Rozdział 1

88 4 0
                                    

*CARMEL*

- Mia! Wstawaj ty niedorozwinięta larwo!!!! - trzęsłam jej ramionami - Zaraz zakończenie roku, rozpoczęcie wakacji, a tobie nie chce się nawet dupy ruszyć z łóżka! - dodałam z wielkim uśmiechem na twarzy kiedy dziewczyna otworzyła jedno oko. Chociaż tyle... 

- Yyyy. Która godzina? - Mia przetarła oczy i ziewnęła

- Dochodzi wpół do dziewiątej! Pamiętasz w ogóle na którą mamy? - zaczęłam drapać się po głowie, co było moim nawykiem podczas intensywnego myślenia jeszcze z czasów przedszkola, ale zaraz przestałam, bo przypomniłam sobię, że mam już ułożone włosy. I to całkiem nieźle.... W końcu pół godziny przed lustrem robi swoje.

- O kurde! 

Mia zerwała się jak poparzona! Biegała po domu jak chomik w kołowrotku. Chciałabym mieć w domu takie gigantyczne koło do biegania. Poczułabym się jak zwierzak, taki dziki i nieokiełznany, słodziutki i malutki chomiczek. Poza tym poprawiła bym sobię mięśnie nóg... Tylko ciekawe ile takie ustrojstwo kosztuje? Może mam tyle z kieszonkowego.

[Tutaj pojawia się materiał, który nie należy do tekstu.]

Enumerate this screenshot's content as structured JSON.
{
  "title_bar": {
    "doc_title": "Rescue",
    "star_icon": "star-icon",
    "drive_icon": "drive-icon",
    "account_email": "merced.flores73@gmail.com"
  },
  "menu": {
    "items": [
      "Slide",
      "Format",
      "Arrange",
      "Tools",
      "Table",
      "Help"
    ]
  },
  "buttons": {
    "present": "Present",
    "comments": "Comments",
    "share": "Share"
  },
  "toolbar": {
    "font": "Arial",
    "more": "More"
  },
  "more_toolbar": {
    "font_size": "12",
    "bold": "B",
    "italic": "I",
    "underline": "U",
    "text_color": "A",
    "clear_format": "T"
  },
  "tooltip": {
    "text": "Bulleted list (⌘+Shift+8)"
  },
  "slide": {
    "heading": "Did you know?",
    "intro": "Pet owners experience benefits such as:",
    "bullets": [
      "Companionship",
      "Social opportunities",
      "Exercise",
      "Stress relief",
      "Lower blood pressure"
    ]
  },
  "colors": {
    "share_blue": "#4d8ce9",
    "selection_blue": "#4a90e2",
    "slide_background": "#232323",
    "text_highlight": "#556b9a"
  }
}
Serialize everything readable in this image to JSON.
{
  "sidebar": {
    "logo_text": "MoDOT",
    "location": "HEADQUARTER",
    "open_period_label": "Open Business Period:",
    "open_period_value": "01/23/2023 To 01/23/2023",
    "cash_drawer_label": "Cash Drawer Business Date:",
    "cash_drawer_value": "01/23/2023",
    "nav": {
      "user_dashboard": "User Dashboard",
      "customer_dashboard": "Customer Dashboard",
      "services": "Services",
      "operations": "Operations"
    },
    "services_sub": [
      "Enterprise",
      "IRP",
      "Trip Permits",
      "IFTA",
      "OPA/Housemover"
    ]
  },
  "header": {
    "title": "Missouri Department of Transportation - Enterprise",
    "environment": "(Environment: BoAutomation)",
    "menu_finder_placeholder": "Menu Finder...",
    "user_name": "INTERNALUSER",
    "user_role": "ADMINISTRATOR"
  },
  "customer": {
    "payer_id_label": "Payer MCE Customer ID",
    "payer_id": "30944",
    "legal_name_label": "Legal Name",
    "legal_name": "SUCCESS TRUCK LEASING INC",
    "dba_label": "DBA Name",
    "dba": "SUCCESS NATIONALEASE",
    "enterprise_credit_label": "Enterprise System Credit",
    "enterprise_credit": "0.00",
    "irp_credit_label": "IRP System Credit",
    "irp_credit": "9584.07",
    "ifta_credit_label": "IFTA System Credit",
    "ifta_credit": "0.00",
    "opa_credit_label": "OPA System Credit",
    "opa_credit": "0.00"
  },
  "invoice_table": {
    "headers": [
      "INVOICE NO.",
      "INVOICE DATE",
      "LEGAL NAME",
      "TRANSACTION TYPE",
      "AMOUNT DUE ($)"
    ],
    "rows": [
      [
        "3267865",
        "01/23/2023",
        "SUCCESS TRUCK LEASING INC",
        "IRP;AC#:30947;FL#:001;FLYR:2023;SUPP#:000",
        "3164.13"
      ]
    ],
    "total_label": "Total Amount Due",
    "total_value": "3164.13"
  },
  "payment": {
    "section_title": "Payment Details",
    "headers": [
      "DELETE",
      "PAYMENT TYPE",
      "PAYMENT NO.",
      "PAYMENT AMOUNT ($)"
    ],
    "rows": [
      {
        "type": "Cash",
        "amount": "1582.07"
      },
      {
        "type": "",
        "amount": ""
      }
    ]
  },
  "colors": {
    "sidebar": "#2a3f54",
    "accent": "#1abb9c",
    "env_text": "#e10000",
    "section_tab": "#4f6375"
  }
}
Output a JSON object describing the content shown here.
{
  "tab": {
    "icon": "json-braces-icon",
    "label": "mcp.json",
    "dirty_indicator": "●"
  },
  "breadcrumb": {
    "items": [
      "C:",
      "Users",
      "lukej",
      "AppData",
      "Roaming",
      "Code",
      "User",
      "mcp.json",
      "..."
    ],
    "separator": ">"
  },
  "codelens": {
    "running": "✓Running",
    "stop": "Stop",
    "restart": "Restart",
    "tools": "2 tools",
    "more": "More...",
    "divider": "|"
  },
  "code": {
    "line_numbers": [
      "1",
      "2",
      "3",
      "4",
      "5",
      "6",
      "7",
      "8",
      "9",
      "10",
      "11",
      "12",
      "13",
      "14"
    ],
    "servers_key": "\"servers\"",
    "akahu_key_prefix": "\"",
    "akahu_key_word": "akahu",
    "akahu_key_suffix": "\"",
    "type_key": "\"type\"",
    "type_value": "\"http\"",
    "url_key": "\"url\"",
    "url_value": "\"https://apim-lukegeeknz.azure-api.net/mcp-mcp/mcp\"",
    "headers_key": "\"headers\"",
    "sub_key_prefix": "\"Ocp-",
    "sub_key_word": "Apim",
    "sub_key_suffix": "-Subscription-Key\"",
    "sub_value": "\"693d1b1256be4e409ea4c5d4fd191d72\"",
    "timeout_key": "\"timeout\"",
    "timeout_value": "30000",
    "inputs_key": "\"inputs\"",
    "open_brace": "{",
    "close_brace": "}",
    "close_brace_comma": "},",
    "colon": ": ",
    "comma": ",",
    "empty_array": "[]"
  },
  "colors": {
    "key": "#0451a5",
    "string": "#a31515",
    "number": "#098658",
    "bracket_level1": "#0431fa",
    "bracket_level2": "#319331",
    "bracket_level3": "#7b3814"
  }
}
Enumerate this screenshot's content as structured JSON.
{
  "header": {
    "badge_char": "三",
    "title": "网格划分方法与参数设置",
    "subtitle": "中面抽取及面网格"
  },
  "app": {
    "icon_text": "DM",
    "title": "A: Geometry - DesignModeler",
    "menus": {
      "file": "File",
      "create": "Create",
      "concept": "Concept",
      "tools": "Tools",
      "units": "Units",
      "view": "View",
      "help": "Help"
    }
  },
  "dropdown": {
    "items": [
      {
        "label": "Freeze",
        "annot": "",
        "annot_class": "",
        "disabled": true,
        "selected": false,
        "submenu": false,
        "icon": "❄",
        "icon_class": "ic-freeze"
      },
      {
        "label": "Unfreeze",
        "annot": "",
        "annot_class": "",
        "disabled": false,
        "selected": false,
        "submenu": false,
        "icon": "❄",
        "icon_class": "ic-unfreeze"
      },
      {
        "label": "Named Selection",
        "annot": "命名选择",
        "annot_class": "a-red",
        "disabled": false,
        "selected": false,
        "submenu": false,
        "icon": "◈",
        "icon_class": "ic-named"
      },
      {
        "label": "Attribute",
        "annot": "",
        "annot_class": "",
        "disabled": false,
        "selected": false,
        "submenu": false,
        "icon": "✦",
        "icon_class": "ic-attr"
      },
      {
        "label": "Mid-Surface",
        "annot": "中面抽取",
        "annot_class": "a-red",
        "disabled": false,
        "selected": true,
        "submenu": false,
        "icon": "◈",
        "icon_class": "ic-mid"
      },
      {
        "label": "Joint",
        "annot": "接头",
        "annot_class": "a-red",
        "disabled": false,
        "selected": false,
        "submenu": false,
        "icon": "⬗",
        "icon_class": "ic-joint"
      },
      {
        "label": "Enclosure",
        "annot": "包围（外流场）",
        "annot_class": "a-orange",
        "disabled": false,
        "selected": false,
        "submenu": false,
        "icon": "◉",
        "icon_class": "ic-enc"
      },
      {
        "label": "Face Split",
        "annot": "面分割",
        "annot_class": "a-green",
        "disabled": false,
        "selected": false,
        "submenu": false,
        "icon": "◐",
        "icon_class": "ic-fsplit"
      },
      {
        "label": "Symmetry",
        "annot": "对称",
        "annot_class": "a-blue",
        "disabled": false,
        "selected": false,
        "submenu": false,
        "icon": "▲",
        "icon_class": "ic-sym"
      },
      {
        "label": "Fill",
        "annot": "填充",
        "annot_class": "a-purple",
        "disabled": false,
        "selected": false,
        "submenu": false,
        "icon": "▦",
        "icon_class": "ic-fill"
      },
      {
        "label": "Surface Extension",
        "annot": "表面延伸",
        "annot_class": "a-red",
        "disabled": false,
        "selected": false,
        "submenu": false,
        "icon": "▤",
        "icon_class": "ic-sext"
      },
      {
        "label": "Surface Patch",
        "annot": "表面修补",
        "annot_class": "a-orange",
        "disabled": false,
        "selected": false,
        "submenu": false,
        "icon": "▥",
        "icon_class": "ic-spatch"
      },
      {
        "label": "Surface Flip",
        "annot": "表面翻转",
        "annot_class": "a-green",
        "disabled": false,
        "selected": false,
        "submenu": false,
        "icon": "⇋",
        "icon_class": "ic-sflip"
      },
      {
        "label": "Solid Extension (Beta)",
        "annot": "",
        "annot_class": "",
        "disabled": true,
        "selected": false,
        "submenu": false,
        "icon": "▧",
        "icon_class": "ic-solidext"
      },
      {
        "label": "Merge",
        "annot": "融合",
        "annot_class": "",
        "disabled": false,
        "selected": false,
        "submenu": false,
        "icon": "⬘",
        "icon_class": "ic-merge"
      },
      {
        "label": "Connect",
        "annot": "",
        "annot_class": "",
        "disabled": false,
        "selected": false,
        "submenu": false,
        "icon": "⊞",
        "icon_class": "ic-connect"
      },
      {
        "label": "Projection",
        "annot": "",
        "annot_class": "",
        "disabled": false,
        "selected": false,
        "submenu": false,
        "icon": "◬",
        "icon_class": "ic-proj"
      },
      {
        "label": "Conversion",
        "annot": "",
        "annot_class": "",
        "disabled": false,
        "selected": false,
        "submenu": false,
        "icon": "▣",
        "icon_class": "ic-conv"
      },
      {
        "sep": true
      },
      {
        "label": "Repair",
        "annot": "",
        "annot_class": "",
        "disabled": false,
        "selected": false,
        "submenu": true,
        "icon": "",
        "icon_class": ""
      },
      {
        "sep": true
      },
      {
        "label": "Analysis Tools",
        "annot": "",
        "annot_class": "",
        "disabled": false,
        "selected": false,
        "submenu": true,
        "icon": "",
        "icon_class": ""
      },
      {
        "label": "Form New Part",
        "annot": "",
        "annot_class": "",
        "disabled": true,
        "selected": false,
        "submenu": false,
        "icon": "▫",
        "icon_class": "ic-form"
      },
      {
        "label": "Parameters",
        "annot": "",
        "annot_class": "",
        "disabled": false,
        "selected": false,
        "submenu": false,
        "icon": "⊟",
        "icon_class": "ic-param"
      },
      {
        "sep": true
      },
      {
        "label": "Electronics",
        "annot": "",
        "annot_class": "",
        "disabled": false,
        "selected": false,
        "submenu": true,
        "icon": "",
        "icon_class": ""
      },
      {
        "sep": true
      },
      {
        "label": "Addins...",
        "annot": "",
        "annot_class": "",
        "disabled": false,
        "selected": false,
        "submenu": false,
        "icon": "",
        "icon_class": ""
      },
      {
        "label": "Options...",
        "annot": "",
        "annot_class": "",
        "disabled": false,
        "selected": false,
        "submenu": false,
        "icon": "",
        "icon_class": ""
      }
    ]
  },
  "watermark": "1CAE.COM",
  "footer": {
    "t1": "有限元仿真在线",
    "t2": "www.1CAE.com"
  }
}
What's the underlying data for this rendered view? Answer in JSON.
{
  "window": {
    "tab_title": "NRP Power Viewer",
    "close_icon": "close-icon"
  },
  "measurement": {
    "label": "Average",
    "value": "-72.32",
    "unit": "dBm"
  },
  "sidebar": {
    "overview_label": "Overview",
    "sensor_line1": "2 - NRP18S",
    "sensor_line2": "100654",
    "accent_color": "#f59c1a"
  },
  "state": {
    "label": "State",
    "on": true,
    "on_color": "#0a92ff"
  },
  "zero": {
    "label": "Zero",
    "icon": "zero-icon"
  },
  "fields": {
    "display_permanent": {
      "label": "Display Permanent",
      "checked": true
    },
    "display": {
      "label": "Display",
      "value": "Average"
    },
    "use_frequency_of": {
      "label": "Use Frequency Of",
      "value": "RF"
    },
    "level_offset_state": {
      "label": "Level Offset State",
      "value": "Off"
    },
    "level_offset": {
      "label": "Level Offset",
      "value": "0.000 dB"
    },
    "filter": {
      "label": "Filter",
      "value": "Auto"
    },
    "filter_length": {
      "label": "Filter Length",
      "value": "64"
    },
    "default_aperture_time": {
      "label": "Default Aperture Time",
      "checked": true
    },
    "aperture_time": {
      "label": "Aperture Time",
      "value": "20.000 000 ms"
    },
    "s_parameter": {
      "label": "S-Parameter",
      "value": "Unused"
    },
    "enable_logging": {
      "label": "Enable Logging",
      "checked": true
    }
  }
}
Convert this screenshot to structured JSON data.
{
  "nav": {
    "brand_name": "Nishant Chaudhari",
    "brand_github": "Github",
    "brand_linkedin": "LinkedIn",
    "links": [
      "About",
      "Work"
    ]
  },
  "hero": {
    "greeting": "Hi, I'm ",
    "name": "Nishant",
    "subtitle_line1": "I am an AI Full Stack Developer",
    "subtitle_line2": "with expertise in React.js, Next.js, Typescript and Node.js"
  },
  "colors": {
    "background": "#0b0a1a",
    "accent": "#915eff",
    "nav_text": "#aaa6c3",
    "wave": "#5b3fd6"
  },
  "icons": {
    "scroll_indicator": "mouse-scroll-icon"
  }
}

Od babci stówa, od dzia...

- O czym ty tak myślisz?! - Mia wyrwała mnie z zadumy

- Lepiej się szykuj, bo ja już gotowa. - posłałam jej uśmiech mówiący "nie pytaj się,  bo to idiotyczne", który często gości na mojej twarzy xd

W ogóle to musicie wiedzieć, że uśmiecham się prawie 24 godziny na dobę. Chyba, że mam te dni, wtedy tylko bym się nad sobą użalała. Tak w ogóle to chcę rozwiać wątpliwości: ja i Mia nie mieszkamy razem. Mamy dopiero 15 lat! Po prostu wpadłyśmy na genialny (przyzwyczajcie się do tego słowa, bo często miewamy takie genialne, oczywiście tylko do czasu, pomysły) plan, nocowania u Mii tuż przed zakończeniem roku, aby w pełni cieszyć się tym szczególnym dniem. O Bożżżżż gadam jak na jakimś apelu!

- Ej to o której mamy tam być? - Jeszcze raz pytam się zabieganej przyjaciółki

- No o dziewiątej! - tu spojrzenie na zegarek - Mamy 10 minut! - pisnęła ze zdenerwowania

Ale z niej panikara... Najwyżej zrobimy wielkie wejście na aulę szkolną podczas mowy dyrektora. Już widzę te wszystkie spojrzenia skierowane na nasze postacie wkraczajace denerwująco wolno, jakby co najmniej to był pierwszy krok na księżycu, na tle trzaskających drzwi. Niech pierwszaki zobaczą kto rządzi tą szkołą!!! Carmel i Mia - najgorętsze (tak, pomarzyć se można) laski w szkole! Kocham zwracać na siebię uwagę! To takie, takie, takie cudowne uczucie, kiedy wiesz, że ludzie obserwują każdy twój krok z prawie podziwem... lub obrzydzeniem. Hmmm ale mnie to drugie chyba nigdy nie spotkało. Całe szczęście.

*MIA*

Szybko wygrzebałam z szafy moją małą czarną i w ekspresowym tempie założyłam ją na siebie. Cholera, cholera, cholera. Do tego ta luzacka mina Carmel. Menda, sama się uszykowała i dopiero wtedy przypomniała sobie, że może warto obudzić swoją przyjaciółkę. I też wątpię, żeby robiła to z dobrej myśli, o nie, po prostu chciała się dowiedzieć, o której jest rozpoczęcie.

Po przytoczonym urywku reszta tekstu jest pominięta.